Thank you for the question, Matheus, which is a core issue, the relevance of China and iron ore. What we have observed is that the steel production in China continues strongly. They're using the capacity of their high furnace. Well, there was a drop, but it was a marginal drop. It continues at 89.3% of utilization. And the risk that we saw during the year was not materialized, the control of production volumes at the steel plants, something that happened during 2021 and 2022. This was not a relevant issue this year. And another risk that did not materialize was a greater control of the iron ore prices and a greater centralization of procurement through the state.

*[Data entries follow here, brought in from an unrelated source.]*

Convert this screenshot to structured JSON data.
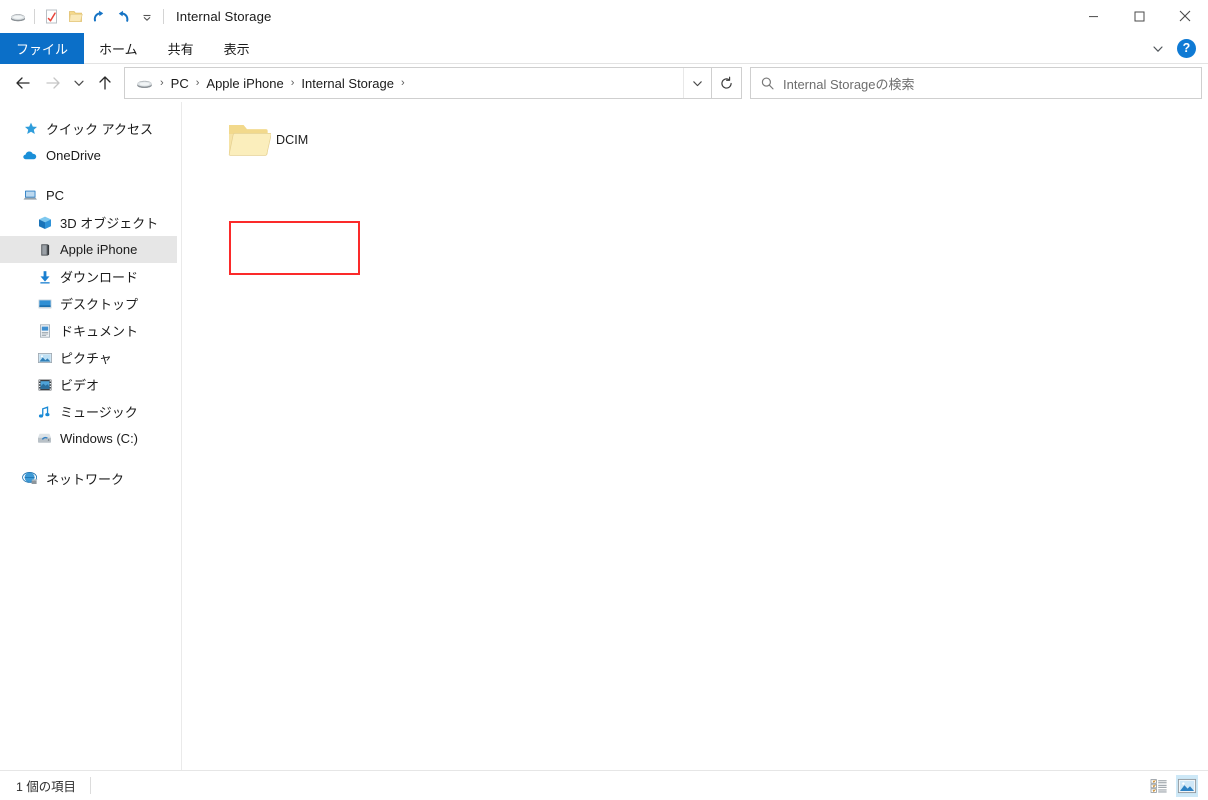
{
  "window": {
    "title": "Internal Storage"
  },
  "quick_access_toolbar": {
    "items": [
      {
        "name": "drive-icon",
        "label": ""
      },
      {
        "name": "properties-icon",
        "label": ""
      },
      {
        "name": "new-folder-icon",
        "label": ""
      },
      {
        "name": "redo-icon",
        "label": ""
      },
      {
        "name": "undo-icon",
        "label": ""
      },
      {
        "name": "customize-chevron-icon",
        "label": ""
      }
    ]
  },
  "window_controls": {
    "minimize": "—",
    "maximize": "□",
    "close": "✕"
  },
  "ribbon": {
    "tabs": [
      {
        "label": "ファイル",
        "selected": true
      },
      {
        "label": "ホーム",
        "selected": false
      },
      {
        "label": "共有",
        "selected": false
      },
      {
        "label": "表示",
        "selected": false
      }
    ],
    "expand_label": "",
    "help_label": "?"
  },
  "navigation": {
    "back_label": "",
    "forward_label": "",
    "recent_label": "",
    "up_label": "",
    "refresh_label": "",
    "breadcrumb": [
      {
        "label": "PC"
      },
      {
        "label": "Apple iPhone"
      },
      {
        "label": "Internal Storage"
      }
    ],
    "breadcrumb_separator": "›"
  },
  "search": {
    "placeholder": "Internal Storageの検索",
    "value": ""
  },
  "sidebar": {
    "items": [
      {
        "label": "クイック アクセス",
        "icon": "star-icon",
        "indent": false,
        "selected": false
      },
      {
        "label": "OneDrive",
        "icon": "cloud-icon",
        "indent": false,
        "selected": false
      },
      {
        "label": "PC",
        "icon": "pc-icon",
        "indent": false,
        "selected": false
      },
      {
        "label": "3D オブジェクト",
        "icon": "cube-icon",
        "indent": true,
        "selected": false
      },
      {
        "label": "Apple iPhone",
        "icon": "phone-device-icon",
        "indent": true,
        "selected": true
      },
      {
        "label": "ダウンロード",
        "icon": "download-icon",
        "indent": true,
        "selected": false
      },
      {
        "label": "デスクトップ",
        "icon": "desktop-icon",
        "indent": true,
        "selected": false
      },
      {
        "label": "ドキュメント",
        "icon": "documents-icon",
        "indent": true,
        "selected": false
      },
      {
        "label": "ピクチャ",
        "icon": "pictures-icon",
        "indent": true,
        "selected": false
      },
      {
        "label": "ビデオ",
        "icon": "videos-icon",
        "indent": true,
        "selected": false
      },
      {
        "label": "ミュージック",
        "icon": "music-icon",
        "indent": true,
        "selected": false
      },
      {
        "label": "Windows (C:)",
        "icon": "harddrive-icon",
        "indent": true,
        "selected": false
      },
      {
        "label": "ネットワーク",
        "icon": "network-icon",
        "indent": false,
        "selected": false
      }
    ]
  },
  "content": {
    "items": [
      {
        "label": "DCIM",
        "type": "folder",
        "highlighted": true
      }
    ]
  },
  "statusbar": {
    "item_count_text": "1 個の項目",
    "view_details_label": "",
    "view_large_icons_label": ""
  },
  "colors": {
    "accent_blue": "#0b6fc8",
    "help_blue": "#0f7ad4",
    "selection_grey": "#e6e6e6",
    "annotation_red": "#fb2a2a",
    "folder_yellow": "#f7dc92",
    "view_active_blue": "#cde8f7"
  }
}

As a result of this, the inventories are of 3 million tons and in steel of 18 days. So the levels are still below their historical averages and there are some interesting factors that we should pay attention to, a smaller share in the use of electric furnaces and the production of steel. There was a drop of 3% last year to 10.5% this year. And some experts are pointing to a difficulty of access phase by China and the poor performance of the steel sector in India. Now that announcement that you mentioned is a debt of the central government of CNY 1 trillion and of course, this will have an impact of 7 million of tons of steel consumption.
And this will add to the demand that continues to be very strong despite the slowdown of the sector in China. The lower share of electric furnaces, I think also helps in accommodating this lower demand for long steel. At CSN, we produced long steel in our 2 plants in Brazil. And it is this long steel that has the greatest demand for properties, I believe, therefore, this can also help us explain why the demand for iron ore continues strong despite the slowdown in the Chinese property segment.
[Operator Instructions] As we have no further questions, I will return the floor to Mr. Pedro Oliva, the CFO and the IRO for his closing remarks.
I would like to conclude by once again thanking all of you for your attendance at our results call and we underscore the pride that we have of another quarter in sales and production. And with this, we continue to have the ability to continue to be a strong payer of dividends, which is something that sets the company aside and helps us in our agenda for growth. This morning, we approved additional dividends of BRL 36 million for our shareholders besides the BRL 2.5 billion that had already been paid as interest on equity during the first half of the year. Thank you very much.
Ladies and gentlemen, the CSN Mineração conference call ends here. You can now disconnect and have a very good day. Thank you for using Chorus Call.
[Statements in English on this transcript were spoken by an interpreter present on the live call.]